For a long time, you have been able to create and edit documents and spreadsheets (and other types of files) through the Google Docs service. It’s completely free – all you need is a Google account (if you have a Gmail email address, that’s also your Google Docs account).
Now, Google is giving you the ability to store any type of file. You can store music, videos, photos, or you can put a bunch of files into a .zip folder and store that folder. You get up to 1 gb of space, and the maximum individual file size is 250 mb. Need more space than that? Just open another free Google account.

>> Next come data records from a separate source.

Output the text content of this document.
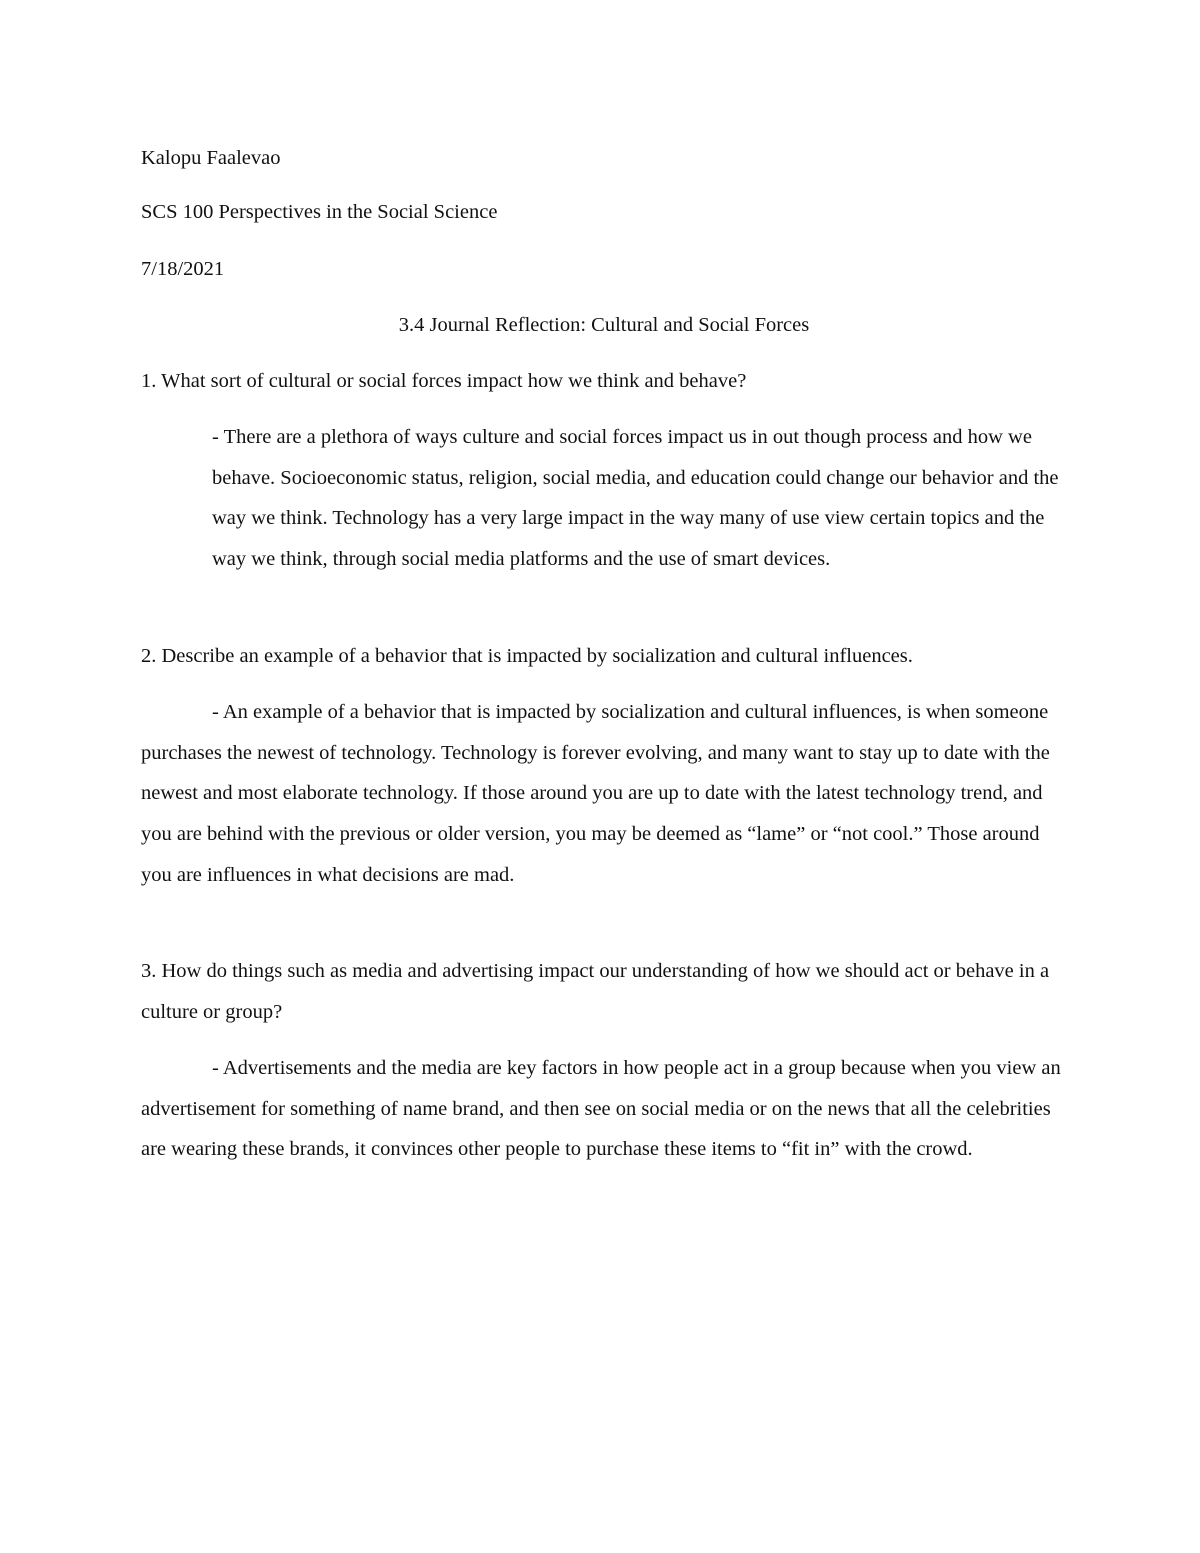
Kalopu Faalevao
SCS 100 Perspectives in the Social Science
7/18/2021
3.4 Journal Reflection: Cultural and Social Forces
1. What sort of cultural or social forces impact how we think and behave?
- There are a plethora of ways culture and social forces impact us in out though process and how we behave. Socioeconomic status, religion, social media, and education could change our behavior and the way we think. Technology has a very large impact in the way many of use view certain topics and the way we think, through social media platforms and the use of smart devices.
2. Describe an example of a behavior that is impacted by socialization and cultural influences.
- An example of a behavior that is impacted by socialization and cultural influences, is when someone purchases the newest of technology. Technology is forever evolving, and many want to stay up to date with the newest and most elaborate technology. If those around you are up to date with the latest technology trend, and you are behind with the previous or older version, you may be deemed as “lame” or “not cool.” Those around you are influences in what decisions are mad.
3. How do things such as media and advertising impact our understanding of how we should act or behave in a culture or group?
- Advertisements and the media are key factors in how people act in a group because when you view an advertisement for something of name brand, and then see on social media or on the news that all the celebrities are wearing these brands, it convinces other people to purchase these items to “fit in” with the crowd.
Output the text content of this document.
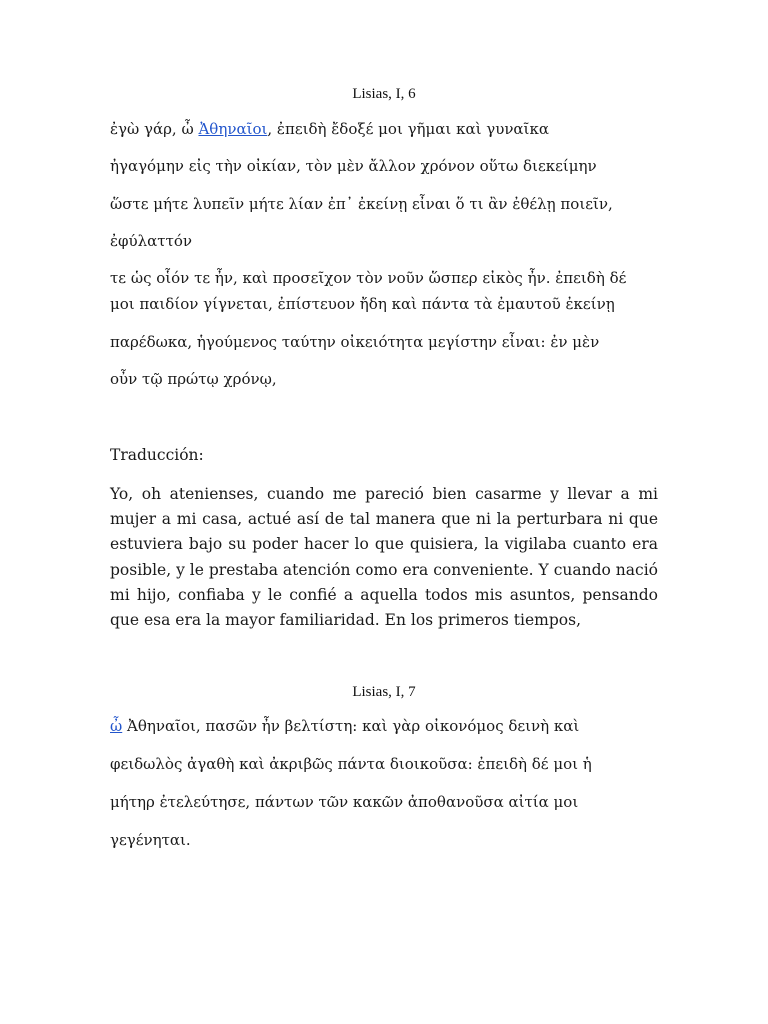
Lisias, I, 6
ἐγὼ γάρ, ὦ Ἀθηναῖοι, ἐπειδὴ ἔδοξέ μοι γῆμαι καὶ γυναῖκα
ἠγαγόμην εἰς τὴν οἰκίαν, τὸν μὲν ἄλλον χρόνον οὕτω διεκείμην
ὥστε μήτε λυπεῖν μήτε λίαν ἐπ᾽ ἐκείνῃ εἶναι ὅ τι ἂν ἐθέλῃ ποιεῖν,
ἐφύλαττόν
τε ὡς οἷόν τε ἦν, καὶ προσεῖχον τὸν νοῦν ὥσπερ εἰκὸς ἦν. ἐπειδὴ δέ
μοι παιδίον γίγνεται, ἐπίστευον ἤδη καὶ πάντα τὰ ἐμαυτοῦ ἐκείνῃ
παρέδωκα, ἡγούμενος ταύτην οἰκειότητα μεγίστην εἶναι: ἐν μὲν
οὖν τῷ πρώτῳ χρόνῳ,
Traducción:
Yo, oh atenienses, cuando me pareció bien casarme y llevar a mi mujer a mi casa, actué así de tal manera que ni la perturbara ni que estuviera bajo su poder hacer lo que quisiera, la vigilaba cuanto era posible, y le prestaba atención como era conveniente. Y cuando nació mi hijo, confiaba y le confié a aquella todos mis asuntos, pensando que esa era la mayor familiaridad. En los primeros tiempos,
Lisias, I, 7
ὦ Ἀθηναῖοι, πασῶν ἦν βελτίστη: καὶ γὰρ οἰκονόμος δεινὴ καὶ
φειδωλὸς ἀγαθὴ καὶ ἀκριβῶς πάντα διοικοῦσα: ἐπειδὴ δέ μοι ἡ
μήτηρ ἐτελεύτησε, πάντων τῶν κακῶν ἀποθανοῦσα αἰτία μοι
γεγένηται.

To use this service, just log into your Google account and go to www.google.com/docs. Look for the Upload button:
Select the files on your computer that you want to upload, and click “Start Upload”. Once it’s finished, your files are stored. Now, you can access those files from any computer that has an internet connection just by logging into your Google account.
So if you’re one of those geeky people that carries a flash drive all the time (talking to myself here), you really don’t need to do that any more. Your data can be accessible from anywhere.
A couple of applications:
- This is a way to do a quick backup of something important, something you cannot risk losing. This is actually probably safer than storing on a flash drive, since flash memory can fail eventually.
- You can choose a particular file that is stored in Google, and give other people permission to access it. There are different levels of access (all determined by you, the owner of the files) – they can just read it, or they can have the ability to edit it. Makes for a great way for multiple users to collaborate on a document.